Why was a plant created to do this? The answer has several levels. The direct benefit to the plant comes from feeding microbes. Bacteria, fungi, and all the hundreds of other life forms in the soil depend on the sugars plants provide for an energy source. Many minerals are made available to plants by the soil microbes, so it’s a two-way street. Plants provide the sugar to the microbes; microbes provide minerals to the plants. Neither one can function without the other. With the use of soluble, man-made fertilizers, it is possible to grow plants without microbial-supplied minerals, but these plants are never as healthy or as nutritious a food source as those grown in healthy soil.
You may have heard of carnivorous plants, such as a Venus fly trap, which trap and consume insects. But do you know that almost all plants consume bacteria? This information was newly discovered less than ten years ago. Plant root tips take in whole bacteria, absorb most of the mineral nutrition from this bacteria, and then pop the shrunken bacteria back out into the soil. At each site where the bacteria pop out, a root hair grows. This probably explains the reason that plants tend to grow a lot more root hairs in healthy, living soil. This process is called rhizophagy.

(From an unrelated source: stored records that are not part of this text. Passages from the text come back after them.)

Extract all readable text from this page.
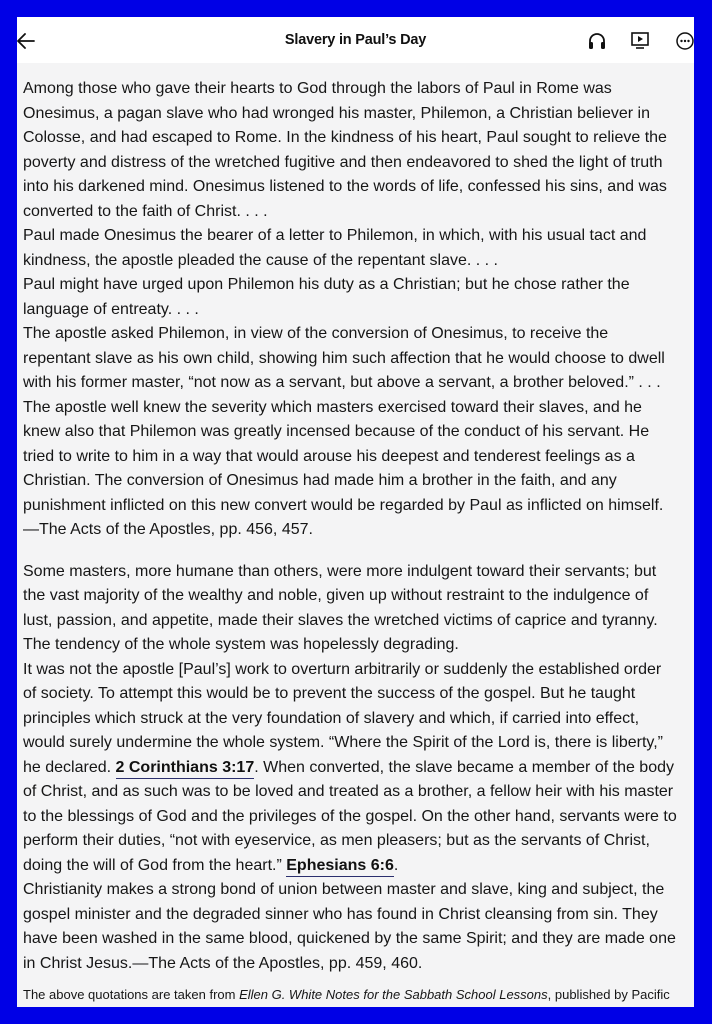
Slavery in Paul’s Day
Among those who gave their hearts to God through the labors of Paul in Rome was
Onesimus, a pagan slave who had wronged his master, Philemon, a Christian believer in
Colosse, and had escaped to Rome. In the kindness of his heart, Paul sought to relieve the
poverty and distress of the wretched fugitive and then endeavored to shed the light of truth
into his darkened mind. Onesimus listened to the words of life, confessed his sins, and was
converted to the faith of Christ. . . .
Paul made Onesimus the bearer of a letter to Philemon, in which, with his usual tact and
kindness, the apostle pleaded the cause of the repentant slave. . . .
Paul might have urged upon Philemon his duty as a Christian; but he chose rather the
language of entreaty. . . .
The apostle asked Philemon, in view of the conversion of Onesimus, to receive the
repentant slave as his own child, showing him such affection that he would choose to dwell
with his former master, “not now as a servant, but above a servant, a brother beloved.” . . .
The apostle well knew the severity which masters exercised toward their slaves, and he
knew also that Philemon was greatly incensed because of the conduct of his servant. He
tried to write to him in a way that would arouse his deepest and tenderest feelings as a
Christian. The conversion of Onesimus had made him a brother in the faith, and any
punishment inflicted on this new convert would be regarded by Paul as inflicted on himself.
—The Acts of the Apostles, pp. 456, 457.
Some masters, more humane than others, were more indulgent toward their servants; but
the vast majority of the wealthy and noble, given up without restraint to the indulgence of
lust, passion, and appetite, made their slaves the wretched victims of caprice and tyranny.
The tendency of the whole system was hopelessly degrading.
It was not the apostle [Paul’s] work to overturn arbitrarily or suddenly the established order
of society. To attempt this would be to prevent the success of the gospel. But he taught
principles which struck at the very foundation of slavery and which, if carried into effect,
would surely undermine the whole system. “Where the Spirit of the Lord is, there is liberty,”
he declared. 2 Corinthians 3:17. When converted, the slave became a member of the body
of Christ, and as such was to be loved and treated as a brother, a fellow heir with his master
to the blessings of God and the privileges of the gospel. On the other hand, servants were to
perform their duties, “not with eyeservice, as men pleasers; but as the servants of Christ,
doing the will of God from the heart.” Ephesians 6:6.
Christianity makes a strong bond of union between master and slave, king and subject, the
gospel minister and the degraded sinner who has found in Christ cleansing from sin. They
have been washed in the same blood, quickened by the same Spirit; and they are made one
in Christ Jesus.—The Acts of the Apostles, pp. 459, 460.
The above quotations are taken from Ellen G. White Notes for the Sabbath School Lessons, published by Pacific
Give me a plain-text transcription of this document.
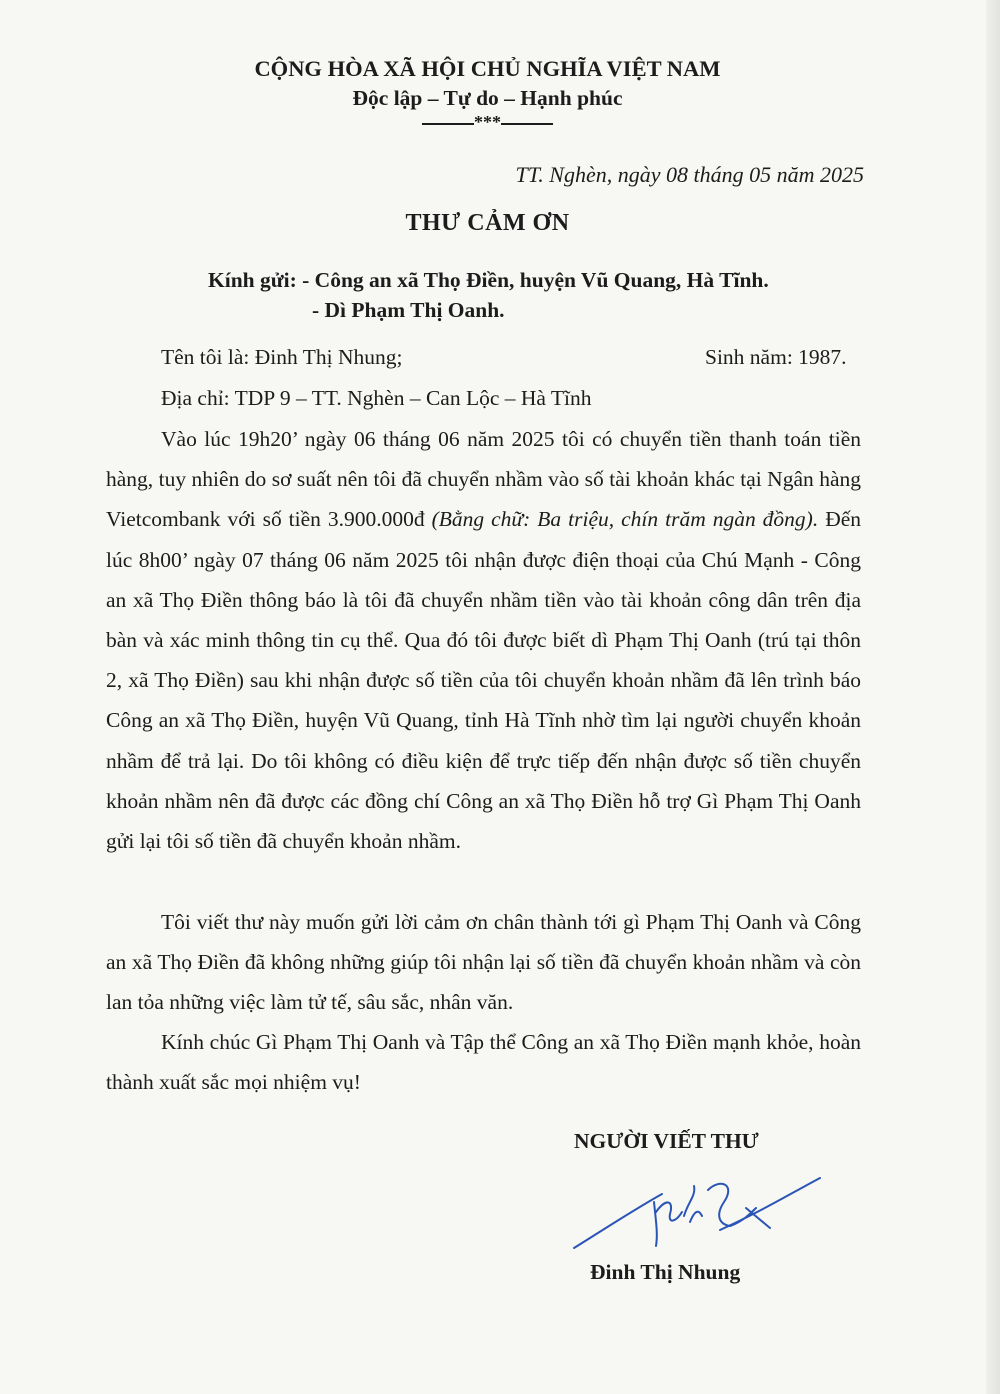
CỘNG HÒA XÃ HỘI CHỦ NGHĨA VIỆT NAM
Độc lập – Tự do – Hạnh phúc
***
TT. Nghèn, ngày 08 tháng 05 năm 2025
THƯ CẢM ƠN
Kính gửi: - Công an xã Thọ Điền, huyện Vũ Quang, Hà Tĩnh.
- Dì Phạm Thị Oanh.
Tên tôi là: Đinh Thị Nhung;	Sinh năm: 1987.
Địa chỉ: TDP 9 – TT. Nghèn – Can Lộc – Hà Tĩnh
Vào lúc 19h20’ ngày 06 tháng 06 năm 2025 tôi có chuyển tiền thanh toán tiền hàng, tuy nhiên do sơ suất nên tôi đã chuyển nhầm vào số tài khoản khác tại Ngân hàng Vietcombank với số tiền 3.900.000đ (Bằng chữ: Ba triệu, chín trăm ngàn đồng). Đến lúc 8h00’ ngày 07 tháng 06 năm 2025 tôi nhận được điện thoại của Chú Mạnh - Công an xã Thọ Điền thông báo là tôi đã chuyển nhầm tiền vào tài khoản công dân trên địa bàn và xác minh thông tin cụ thể. Qua đó tôi được biết dì Phạm Thị Oanh (trú tại thôn 2, xã Thọ Điền) sau khi nhận được số tiền của tôi chuyển khoản nhầm đã lên trình báo Công an xã Thọ Điền, huyện Vũ Quang, tỉnh Hà Tĩnh nhờ tìm lại người chuyển khoản nhầm để trả lại. Do tôi không có điều kiện để trực tiếp đến nhận được số tiền chuyển khoản nhầm nên đã được các đồng chí Công an xã Thọ Điền hỗ trợ Gì Phạm Thị Oanh gửi lại tôi số tiền đã chuyển khoản nhầm.
Tôi viết thư này muốn gửi lời cảm ơn chân thành tới gì Phạm Thị Oanh và Công an xã Thọ Điền đã không những giúp tôi nhận lại số tiền đã chuyển khoản nhầm và còn lan tỏa những việc làm tử tế, sâu sắc, nhân văn.
Kính chúc Gì Phạm Thị Oanh và Tập thể Công an xã Thọ Điền mạnh khỏe, hoàn thành xuất sắc mọi nhiệm vụ!
NGƯỜI VIẾT THƯ
Đinh Thị Nhung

Another reason plants were created to push carbon in the form of sugar into the soil is the importance of carbon within the soil. Carbon is the biggest part of what we call organic matter in the soil. Some organic matter comes from decayed plants, but, in a healthy system, a good portion of it comes directly from living plants in the form of root exudates. Organic matter is very important to soil structure and water-holding capacity. Organic matter is the difference between dirt and soil. In most areas, dirt (minerals without organic matter) can hold very little water, so the rainfall either runs over the surface and leaves, or soaks through, out of reach of most plant roots. The organic matter in our garden soil is crucial for holding moisture. It is also very important for providing habitat and food for all the microbes. As we’ve already mentioned, microbes are very important for feeding the plants. It all functions together in a beautiful system if everything is in place.
How can we be good stewards of the Creator’s intricate system?
There are several practical things that help build carbon in our garden soils. Number one is to keep the soil covered as much as possible with living, growing plants. Water as necessary and provide fertilizer if the soil has not yet reached a level of functional health to be self-sustaining. Gardens with living soil that has plenty of cycling carbon seldom need additional fertilizer inputs.
Tillage can be detrimental to building carbon levels in our soil. Disturbed soil rapidly breaks down stored carbon and releases carbon dioxide. This is not all bad when there are good-sized plants surrounding the soil to take the carbon dioxide back in through photosynthesis. Overall, it is better to use mulches instead of tilling for weed control. Some bare soil and shallow tillage may be necessary in northern areas to allow the soil to warm faster. The warmer and dryer the climate, the more carefully you should avoid tilling soil.